Aloha Means… Good-Bye…
Alana walked up the remains of the stairs. There was no ceiling on the first floor and no floor on the second, only the houses support beams. The roof was mostly gone as well. Cautiously, she made her way into the remains of her room. Sitting on the beam where her bed had previously been, Alana looked around at the charred walls of her room, seeing if there was anything to salvage.
The wooden wall décor could hardly be classified as fish anymore, and nothing could be recognized. She stood and entered the open, scorched door to her closet. Her clothes were done for, as were most of her shoes. She grabbed the single pair of orange Converse that had somehow survived, and then left her closet, back in her room. She turned to her dresser and eased open the badly burnt drawer. She began to sift through the charred remains of her clothes, pulling out what little she might be able to save. She moved toward her desk, and on it was a box she had never seen before. It was charred and black, like everything else in the room, but it still seemed to be intact. It was wrapped in some soft, fragile substance, and topped with… the remains of a bow.
She picked up the box, sure that whatever was in it had long since burned to a crisp, but still she pulled off the paper, and opened the box. She gasped softly and picked up the necklace by its delicate chain. The pendant hanging from the silver was a piece of multi-colored glass, molded into the shape of an angel fish. It looked like it hadn't seen the fire, so Alana clasped it around her neck, tucking it out of sight.
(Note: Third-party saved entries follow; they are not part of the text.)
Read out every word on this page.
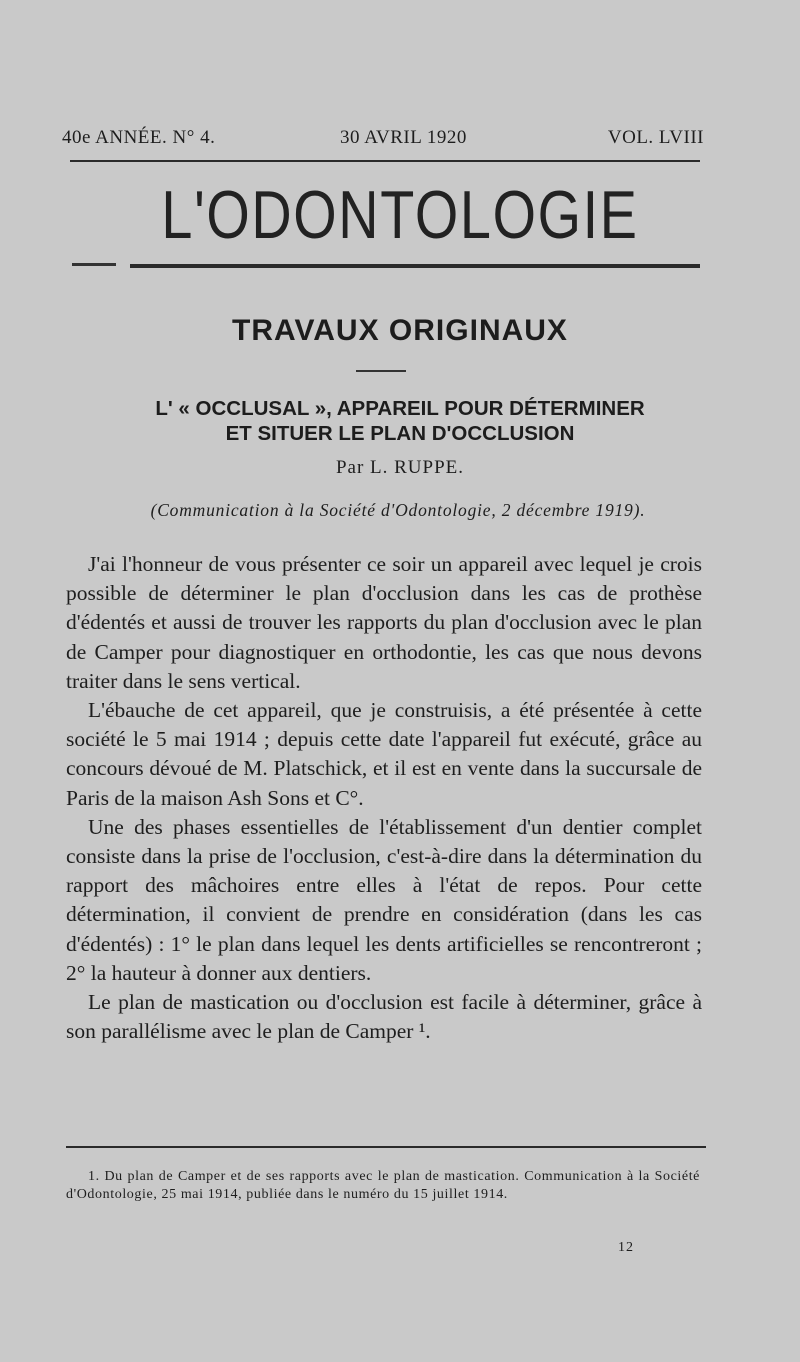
40e ANNÉE. N° 4.	30 AVRIL 1920	VOL. LVIII
L'ODONTOLOGIE
TRAVAUX ORIGINAUX
L' « OCCLUSAL », APPAREIL POUR DÉTERMINER
ET SITUER LE PLAN D'OCCLUSION
Par L. RUPPE.
(Communication à la Société d'Odontologie, 2 décembre 1919).

J'ai l'honneur de vous présenter ce soir un appareil avec lequel je crois possible de déterminer le plan d'occlusion dans les cas de prothèse d'édentés et aussi de trouver les rapports du plan d'occlusion avec le plan de Camper pour diagnostiquer en orthodontie, les cas que nous devons traiter dans le sens vertical.

L'ébauche de cet appareil, que je construisis, a été présentée à cette société le 5 mai 1914 ; depuis cette date l'appareil fut exécuté, grâce au concours dévoué de M. Platschick, et il est en vente dans la succursale de Paris de la maison Ash Sons et C°.

Une des phases essentielles de l'établissement d'un dentier complet consiste dans la prise de l'occlusion, c'est-à-dire dans la détermination du rapport des mâchoires entre elles à l'état de repos. Pour cette détermination, il convient de prendre en considération (dans les cas d'édentés) : 1° le plan dans lequel les dents artificielles se rencontreront ; 2° la hauteur à donner aux dentiers.

Le plan de mastication ou d'occlusion est facile à déterminer, grâce à son parallélisme avec le plan de Camper ¹.

1. Du plan de Camper et de ses rapports avec le plan de mastication. Communication à la Société d'Odontologie, 25 mai 1914, publiée dans le numéro du 15 juillet 1914.
12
Casting one last, long look around her room, she left, taking her salvaged items with her. She'd never come here again.
She sat on the porch steps, staring glumly at an ant walking along with a crumb bigger than it was. Someone cleared his throat, and Alana looked up at Mr. Bubbles. He held out an envelope to her. She took it from him. "She'll be here to pick you up soon," he said, then began to walk away.
Alana watched him go, then turned to envelope over in her hands. Slitting it open, she pulled out its contents. Her breath caught in her throat. It was a picture. Just a picture, but she knew it would make her cry. It was a picture of herself and her family, just after they'd moved here. Her mother, heavy with her baby sister, Beatrice, her brother, six years older than her, texting as usual. Her step-father was there too, glasses askew, and looking like he needed to sleep. She, too, was in the picture, two years younger, and the only one who was excited to move to Hawaii.
Her parents were native to Hawaii, (her parents being her mother and father, not her stepdad) but her mother had moved away for collage and stayed in New York with her dad for fourteen years before the divorce. Since then, her family had… adjusted, her mom met her new husband, and he had shipped them all off to live in Kauai.
Hot tears pressed against her closed eyelids, and she clutched the photo to her chest, willing herself not to break down. Squeezing her eyes shut tight she began to sing the song her mother had taught her when her father had left.
"Aloha oe, Aloha oe. E ke onaona noho I ka lipo. A fond embrace, A ho 'i a 'e au. Until... w-we meet..." She broke down, sobbing, unable to finish. She clutched the picture to her chest like a lifeline, and cried like the world had ended. No one could see her, now. So she cried. Cried because her family was gone. And she cried because the last time she sang that song, to her father, she had never seen him again.